External LLMs in Vespa

Please refer to Large Language Models in Vespa for an introduction to using LLMs in Vespa.

Vespa provides a client for integration with OpenAI compatible APIs. This includes, but is not limited to OpenAI, Google Gemini, Anthropic, Cohere and Together.ai. You can also host your own OpenAI-compatible server using for example VLLM or llama-cpp-server.

Note: Note that this is currently a Beta feature so changes can be expected.

Configuring the OpenAI client

To set up a connection to an LLM service such as OpenAI's ChatGPT, you need to define a component in your application's services.xml:

<services version="1.0">
    <container id="default" version="1.0">

        ...

        <component id="openai" class="ai.vespa.llm.clients.OpenAI">

            <!-- Optional configuration: -->
            <config name="ai.vespa.llm.clients.llm-client">
                <apiKeySecretRef> ... </apiKeySecretRef>
                <!-- endpoint example: https://openai-compatible-api.com/v1/ -->
                <endpoint> ... </endpoint>
            </config>

        </component>

        ...

    </container>
</services>

To see the full list of available configuration parameters, refer to the llm-client config definition file.

This sets up a client component that can be used in a searcher or a document processor.

API key configuration

Vespa provides several options to configure the API key used by the client.

Using the Vespa Cloud secret store to store the API key. This is done by setting the apiKeySecretRef configuration parameter to the name of the secret in the secret store. This is the recommended way for Vespa Cloud users.
Providing the API key in the X-LLM-API-KEY HTTP header of the Vespa query.
It is also possible to configure the API key in a custom component. For example, this system-test shows how to retrieve the API key from a local file deployed with your Vespa application. Please note that this is NOT recommended for production use, as it is less secure than using the secret store, but it can be modified to suit your needs.

You can set up multiple connections with different settings. For instance, you might want to run different LLMs for different tasks. To distinguish between the connections, modify the id attribute in the component specification. We will see below how this is used to control which LLM is used for which task.

As a reminder, Vespa also has the option of running custom LLMs locally. Please refer to running LLMs in your application for more information.

Inference parameters

Please refer to the general discussion in LLM parameters for setting inference parameters.
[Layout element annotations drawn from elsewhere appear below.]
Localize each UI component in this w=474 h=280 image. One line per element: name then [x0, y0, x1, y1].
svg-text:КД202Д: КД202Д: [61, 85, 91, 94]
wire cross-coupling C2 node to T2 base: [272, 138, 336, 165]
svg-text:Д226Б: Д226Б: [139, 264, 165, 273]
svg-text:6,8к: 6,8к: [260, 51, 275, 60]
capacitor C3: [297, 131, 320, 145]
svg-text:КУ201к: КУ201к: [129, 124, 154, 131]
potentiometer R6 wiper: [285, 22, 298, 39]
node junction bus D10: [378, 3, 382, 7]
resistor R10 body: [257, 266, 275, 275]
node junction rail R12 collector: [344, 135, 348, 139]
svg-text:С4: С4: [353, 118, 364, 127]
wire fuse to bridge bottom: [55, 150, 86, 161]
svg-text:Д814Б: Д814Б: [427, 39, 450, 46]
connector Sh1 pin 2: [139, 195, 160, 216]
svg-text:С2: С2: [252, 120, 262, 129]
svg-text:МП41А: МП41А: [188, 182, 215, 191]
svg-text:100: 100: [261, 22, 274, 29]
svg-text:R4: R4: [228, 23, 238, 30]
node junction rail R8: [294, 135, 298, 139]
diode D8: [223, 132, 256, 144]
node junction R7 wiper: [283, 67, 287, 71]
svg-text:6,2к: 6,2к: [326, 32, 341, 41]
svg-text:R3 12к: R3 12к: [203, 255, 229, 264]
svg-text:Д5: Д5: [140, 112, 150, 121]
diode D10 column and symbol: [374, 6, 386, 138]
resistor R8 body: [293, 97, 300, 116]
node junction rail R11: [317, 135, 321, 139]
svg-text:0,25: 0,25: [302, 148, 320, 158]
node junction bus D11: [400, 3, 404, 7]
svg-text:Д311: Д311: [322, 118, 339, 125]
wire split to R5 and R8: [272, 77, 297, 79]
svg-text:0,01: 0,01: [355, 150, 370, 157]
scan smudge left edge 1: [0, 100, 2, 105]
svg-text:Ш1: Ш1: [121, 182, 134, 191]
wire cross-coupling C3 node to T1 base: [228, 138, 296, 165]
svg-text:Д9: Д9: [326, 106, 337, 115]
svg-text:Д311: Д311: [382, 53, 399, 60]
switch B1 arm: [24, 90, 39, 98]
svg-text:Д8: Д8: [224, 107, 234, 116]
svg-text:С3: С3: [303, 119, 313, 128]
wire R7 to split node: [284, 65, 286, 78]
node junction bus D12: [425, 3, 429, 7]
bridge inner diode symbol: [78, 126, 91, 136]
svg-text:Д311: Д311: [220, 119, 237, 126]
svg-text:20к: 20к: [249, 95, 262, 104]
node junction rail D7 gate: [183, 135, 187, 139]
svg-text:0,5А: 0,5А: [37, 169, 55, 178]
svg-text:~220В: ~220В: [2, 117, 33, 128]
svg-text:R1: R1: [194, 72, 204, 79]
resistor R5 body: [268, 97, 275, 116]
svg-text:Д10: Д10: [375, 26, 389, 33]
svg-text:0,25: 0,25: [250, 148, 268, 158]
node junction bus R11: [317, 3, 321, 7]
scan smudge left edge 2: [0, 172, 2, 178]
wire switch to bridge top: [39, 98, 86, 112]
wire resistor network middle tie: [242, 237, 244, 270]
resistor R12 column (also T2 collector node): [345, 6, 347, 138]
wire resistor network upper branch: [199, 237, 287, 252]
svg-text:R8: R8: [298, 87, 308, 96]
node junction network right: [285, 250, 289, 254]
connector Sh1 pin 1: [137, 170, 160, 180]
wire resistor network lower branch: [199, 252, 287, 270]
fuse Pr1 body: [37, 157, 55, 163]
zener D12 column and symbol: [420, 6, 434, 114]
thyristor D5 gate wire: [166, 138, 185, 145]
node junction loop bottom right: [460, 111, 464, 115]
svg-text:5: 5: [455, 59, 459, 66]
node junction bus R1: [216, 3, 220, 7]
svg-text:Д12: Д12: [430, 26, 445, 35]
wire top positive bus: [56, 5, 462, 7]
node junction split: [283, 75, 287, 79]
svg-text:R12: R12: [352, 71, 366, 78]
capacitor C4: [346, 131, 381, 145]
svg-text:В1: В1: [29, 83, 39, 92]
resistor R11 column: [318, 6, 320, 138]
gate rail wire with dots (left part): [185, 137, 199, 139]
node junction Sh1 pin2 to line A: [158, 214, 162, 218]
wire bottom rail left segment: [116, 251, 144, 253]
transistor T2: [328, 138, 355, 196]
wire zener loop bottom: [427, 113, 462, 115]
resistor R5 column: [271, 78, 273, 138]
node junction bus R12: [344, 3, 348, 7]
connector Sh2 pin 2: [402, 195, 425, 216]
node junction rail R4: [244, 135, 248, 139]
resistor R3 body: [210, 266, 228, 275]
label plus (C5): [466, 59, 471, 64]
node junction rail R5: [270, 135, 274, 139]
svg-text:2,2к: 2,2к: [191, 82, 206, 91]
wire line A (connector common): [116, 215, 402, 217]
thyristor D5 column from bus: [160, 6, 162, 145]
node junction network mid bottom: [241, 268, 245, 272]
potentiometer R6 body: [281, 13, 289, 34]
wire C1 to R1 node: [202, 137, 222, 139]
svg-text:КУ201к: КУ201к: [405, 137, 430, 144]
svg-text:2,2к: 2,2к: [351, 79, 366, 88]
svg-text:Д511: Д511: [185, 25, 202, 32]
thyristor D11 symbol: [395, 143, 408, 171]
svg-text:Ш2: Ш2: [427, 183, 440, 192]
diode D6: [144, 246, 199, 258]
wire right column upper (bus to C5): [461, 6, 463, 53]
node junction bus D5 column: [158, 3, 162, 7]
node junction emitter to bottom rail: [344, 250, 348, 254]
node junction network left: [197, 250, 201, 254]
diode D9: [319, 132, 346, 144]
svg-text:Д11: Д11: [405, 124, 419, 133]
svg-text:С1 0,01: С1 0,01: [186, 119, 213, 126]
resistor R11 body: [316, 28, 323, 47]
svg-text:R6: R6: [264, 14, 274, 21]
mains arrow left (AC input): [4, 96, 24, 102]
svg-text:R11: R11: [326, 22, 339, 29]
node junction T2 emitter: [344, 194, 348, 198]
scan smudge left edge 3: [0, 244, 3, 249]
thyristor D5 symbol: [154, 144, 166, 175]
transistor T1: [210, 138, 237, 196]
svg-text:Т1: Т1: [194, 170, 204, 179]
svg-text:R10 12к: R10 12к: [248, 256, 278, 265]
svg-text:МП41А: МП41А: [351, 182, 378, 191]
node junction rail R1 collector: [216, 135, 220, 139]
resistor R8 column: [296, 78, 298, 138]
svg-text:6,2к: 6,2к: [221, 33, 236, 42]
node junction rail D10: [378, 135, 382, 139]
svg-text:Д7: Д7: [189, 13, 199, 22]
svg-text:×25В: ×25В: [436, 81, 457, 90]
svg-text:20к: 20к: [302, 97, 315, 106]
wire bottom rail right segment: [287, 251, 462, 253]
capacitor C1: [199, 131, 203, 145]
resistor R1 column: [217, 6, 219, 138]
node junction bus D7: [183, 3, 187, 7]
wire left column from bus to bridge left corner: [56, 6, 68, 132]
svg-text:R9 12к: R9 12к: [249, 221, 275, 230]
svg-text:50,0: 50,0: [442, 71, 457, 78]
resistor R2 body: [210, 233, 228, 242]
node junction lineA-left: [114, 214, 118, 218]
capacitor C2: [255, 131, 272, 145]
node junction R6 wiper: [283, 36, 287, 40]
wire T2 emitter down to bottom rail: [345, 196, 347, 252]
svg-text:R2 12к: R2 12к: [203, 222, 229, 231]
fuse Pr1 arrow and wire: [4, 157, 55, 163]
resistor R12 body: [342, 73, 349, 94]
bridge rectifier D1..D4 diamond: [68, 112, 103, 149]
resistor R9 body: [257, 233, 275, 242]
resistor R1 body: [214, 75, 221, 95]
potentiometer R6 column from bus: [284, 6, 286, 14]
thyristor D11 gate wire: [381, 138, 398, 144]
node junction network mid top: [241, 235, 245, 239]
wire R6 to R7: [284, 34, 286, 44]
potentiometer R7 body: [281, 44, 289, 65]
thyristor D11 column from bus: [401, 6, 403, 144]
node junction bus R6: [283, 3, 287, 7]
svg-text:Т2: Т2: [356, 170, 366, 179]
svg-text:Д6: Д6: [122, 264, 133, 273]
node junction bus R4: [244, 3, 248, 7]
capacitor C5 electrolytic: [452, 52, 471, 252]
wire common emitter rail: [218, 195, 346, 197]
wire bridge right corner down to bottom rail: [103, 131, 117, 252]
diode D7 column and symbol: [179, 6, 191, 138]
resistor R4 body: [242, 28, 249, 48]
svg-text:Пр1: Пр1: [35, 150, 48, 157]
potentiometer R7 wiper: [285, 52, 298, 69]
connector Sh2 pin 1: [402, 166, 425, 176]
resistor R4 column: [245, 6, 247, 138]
The OpenAI-client also has the following inference parameters that can be sent along with the query:

Parameter (Vespa)	Parameter (OpenAI)	Description
`maxTokens`	`max_completion_tokens`	Maximum number of tokens that can be generated in the chat completion.
`temperature`	`temperature`	Number between 0 and 2. Higher values like 0.8 make output more random, while lower values like 0.2 make it more focused and deterministic.
`topP`	`top_p`	An alternative to temperature sampling. Model considers tokens with top_p probability mass (0-1). Value of 0.1 means only tokens comprising top 10% probability are considered.
`seed`	`seed`	If specified, the system will attempt to sample deterministically, so repeated requests with the same seed should return similar results. Determinism is not guaranteed.
`npredict`	`n`	How many chat completion choices to generate for each input message. Note that you will be charged based on the number of generated tokens across all choices.
`frequencypenalty`	`frequency_penalty`	Number between -2.0 and 2.0. Positive values penalize new tokens based on their frequency in the text so far, decreasing the likelihood of repetition. Negative values encourage repetition.
`presencepenalty`	`presence_penalty`	Number between -2.0 and 2.0. Positive values penalize new tokens based on whether they appear in the text so far, increasing the model's likelihood to talk about new topics. Negative values encourage repeating content from the prompt.

Any parameter sent with the query will override configuration specified for the client component in services.xml.

Note that if you are not using OpenAI's API, the parameters may be handled differently than the descriptions above.

Connecting to other OpenAI-compatible providers

By default, this particular client connects to the OpenAI service, but can be used against any OpenAI chat completion compatible API by changing the endpoint configuration parameter.

FAQ

Q: How do I know if my LLM is compatible with the OpenAI client?
- A: The OpenAI client is compatible with any LLM that implements the OpenAI chat completion API. You can check the documentation of your LLM provider to see if they support this API.
Q: Can I use the Responses provided by OpenAI
- A: No, currently only the Chat Completion API is supported.
Q: Can I use the OpenAI client for reranking?
- A: Yes, but currently, you need to implement a custom searcher that uses the OpenAI client to rerank the results.
Q: Can I use the OpenAI client for retrieving embeddings?
- A: No, currently, only the Chat Completion API is supported.